UN Chief Cites 'Madness' of Nuclear Arms Race, as N.Korea Warns of War

US Secretary-General Antonio Guterres addresses the 78th United Nations General Assembly at UN headquarters in New York City on September 19, 2023. Photo by Ed JONES / AFP

United Nations,  United Nations Secretary-General Antonio Guterres warned Tuesday against a new atomic arms race bringing the threat of "annihilation" to the world, as North Korea charged that its peninsula was on the brink of nuclear war.

With nuclear-armed nations expanding and modernizing their arsenals, the UN chief called for a revitalized push to reduce and eventually eliminate those weapons.

"A worrisome new arms race is brewing. The number of nuclear weapons could rise for the first time in decades," Guterres told the General Assembly on the final day of its yearly session.

"Any use of a nuclear weapon -- anytime, anywhere and in any context -- would unleash a humanitarian catastrophe of epic proportions," he said.

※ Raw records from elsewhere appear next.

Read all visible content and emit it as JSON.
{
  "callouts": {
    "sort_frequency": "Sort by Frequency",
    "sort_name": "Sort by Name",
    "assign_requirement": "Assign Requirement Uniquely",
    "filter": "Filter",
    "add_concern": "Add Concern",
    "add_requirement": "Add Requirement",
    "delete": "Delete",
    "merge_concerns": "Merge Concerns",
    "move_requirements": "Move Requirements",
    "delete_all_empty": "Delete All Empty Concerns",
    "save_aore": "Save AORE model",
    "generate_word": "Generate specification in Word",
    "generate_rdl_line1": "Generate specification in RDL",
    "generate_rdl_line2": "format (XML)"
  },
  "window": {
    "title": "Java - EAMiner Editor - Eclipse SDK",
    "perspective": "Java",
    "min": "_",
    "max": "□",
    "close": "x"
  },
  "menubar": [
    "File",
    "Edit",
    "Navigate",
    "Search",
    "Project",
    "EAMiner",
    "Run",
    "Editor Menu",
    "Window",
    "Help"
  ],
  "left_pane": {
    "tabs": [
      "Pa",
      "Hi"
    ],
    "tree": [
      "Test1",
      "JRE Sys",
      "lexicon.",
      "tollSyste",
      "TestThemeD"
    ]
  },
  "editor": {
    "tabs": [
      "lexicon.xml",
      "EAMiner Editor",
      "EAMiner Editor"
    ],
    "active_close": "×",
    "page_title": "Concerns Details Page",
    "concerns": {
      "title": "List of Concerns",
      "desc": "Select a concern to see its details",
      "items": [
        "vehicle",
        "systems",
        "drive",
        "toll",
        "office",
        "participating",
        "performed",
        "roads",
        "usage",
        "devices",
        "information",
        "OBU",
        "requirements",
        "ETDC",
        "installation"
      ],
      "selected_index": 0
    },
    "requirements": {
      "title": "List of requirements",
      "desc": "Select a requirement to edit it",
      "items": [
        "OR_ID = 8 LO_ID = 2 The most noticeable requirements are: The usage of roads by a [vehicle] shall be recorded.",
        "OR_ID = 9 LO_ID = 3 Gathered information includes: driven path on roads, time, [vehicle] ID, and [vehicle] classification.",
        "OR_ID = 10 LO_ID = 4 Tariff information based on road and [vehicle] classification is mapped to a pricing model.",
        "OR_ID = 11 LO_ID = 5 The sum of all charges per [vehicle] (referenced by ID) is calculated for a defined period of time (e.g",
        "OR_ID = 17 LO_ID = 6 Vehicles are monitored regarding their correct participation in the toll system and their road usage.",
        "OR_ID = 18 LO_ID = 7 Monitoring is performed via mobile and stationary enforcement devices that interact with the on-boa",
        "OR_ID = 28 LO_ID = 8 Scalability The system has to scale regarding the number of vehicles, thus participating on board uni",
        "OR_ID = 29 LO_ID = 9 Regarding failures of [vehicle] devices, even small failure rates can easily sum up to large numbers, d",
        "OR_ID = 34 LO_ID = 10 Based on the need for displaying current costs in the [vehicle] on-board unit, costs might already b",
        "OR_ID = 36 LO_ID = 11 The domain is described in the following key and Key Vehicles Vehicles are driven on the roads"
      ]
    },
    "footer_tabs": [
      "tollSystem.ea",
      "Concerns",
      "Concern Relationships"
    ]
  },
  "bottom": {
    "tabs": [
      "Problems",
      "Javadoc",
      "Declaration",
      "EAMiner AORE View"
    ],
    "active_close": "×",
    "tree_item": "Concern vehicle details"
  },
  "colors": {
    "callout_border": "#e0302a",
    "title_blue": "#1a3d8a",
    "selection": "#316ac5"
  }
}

"Nuclear sabers are again being rattled. This is madness. We must reverse course," he said.

Russia and the United States have by far the largest arsenals, but China's has been growing quickly. North Korea has also defied the world with its nuclear program and repeated missile tests.

In its own speech, one of the last of the week-long marathon of September's UN General Assembly, North Korea accused arch-rival the United States of driving the peninsula "closer to the brink of nuclear war."

Kim Song, North Korea's ambassador to the United Nations, denounced South Korea's actions under President Yoon Suk Yeol, a conservative who has worked to build tighter cooperation with the United States as well as historic rival Japan.

"Due to its sycophantic and humiliating policy of depending on outside forces," Kim said, "the Korean peninsula is in a hair-trigger situation with imminent danger of nuclear war."

He pointed to the recent formation of the Nuclear Consultative Group, through which the United States hopes to integrate its nuclear capacity better with South Korea's conventional forces, with the two allies increasing information sharing and contingency planning.

Kim alleged that the group was "committed to the planning, operation and execution of preemptive nuclear strike against the DPRK," the official name of the North, the Democratic People's Republic of Korea.

- Rising nuclear investment -

An envoy from South Korea, formally known as the Republic of Korea, took the floor to object to the remarks by North Korea, which routinely lashes out at the United Nations.

“Do you really believe, as the DPRK pretends, the Republic of Korea together with the United States conspires to provoke a nuclear war on the Korean Peninsula without reasons that will cause catastrophic casualties: he asked.

Hours earlier South Korea staged its first military parade in a decade, with some 4,000 troops marching through a rainy Seoul.

"If North Korea uses nuclear weapons, its regime will be brought to an end by an overwhelming response from the ROK-US alliance," Yoon warned at an air base north of Seoul as he hailed the expansion of US ties.

The Stockholm International Peace Research Institute reported in June that the world's nuclear powers, and China in particular, increased investment in their arsenals for a third consecutive year in 2022.

While the total number of nuclear warheads held by Britain, China, France, India, Israel, North Korea, Pakistan, Russia and the United States had fallen by about 1.6 percent to 12,512 warheads over the previous year, SIPRI said the declining trend was on the cusp of a reversal.

Excluding warheads slated for dismantling, the number of usable nuclear weapons had actually increased, according to SIPRI.

The bulk of the increase was in China, which increased its stockpile from 350 to 410 warheads.

Guterres warned that nuclear powers are making their arsenals faster, more accurate and more difficult to detect and called for the strengthening of treaties.

"The world has spent too long under the shadow of nuclear weapons. Let's step back from the edge of disaster," Guterres said.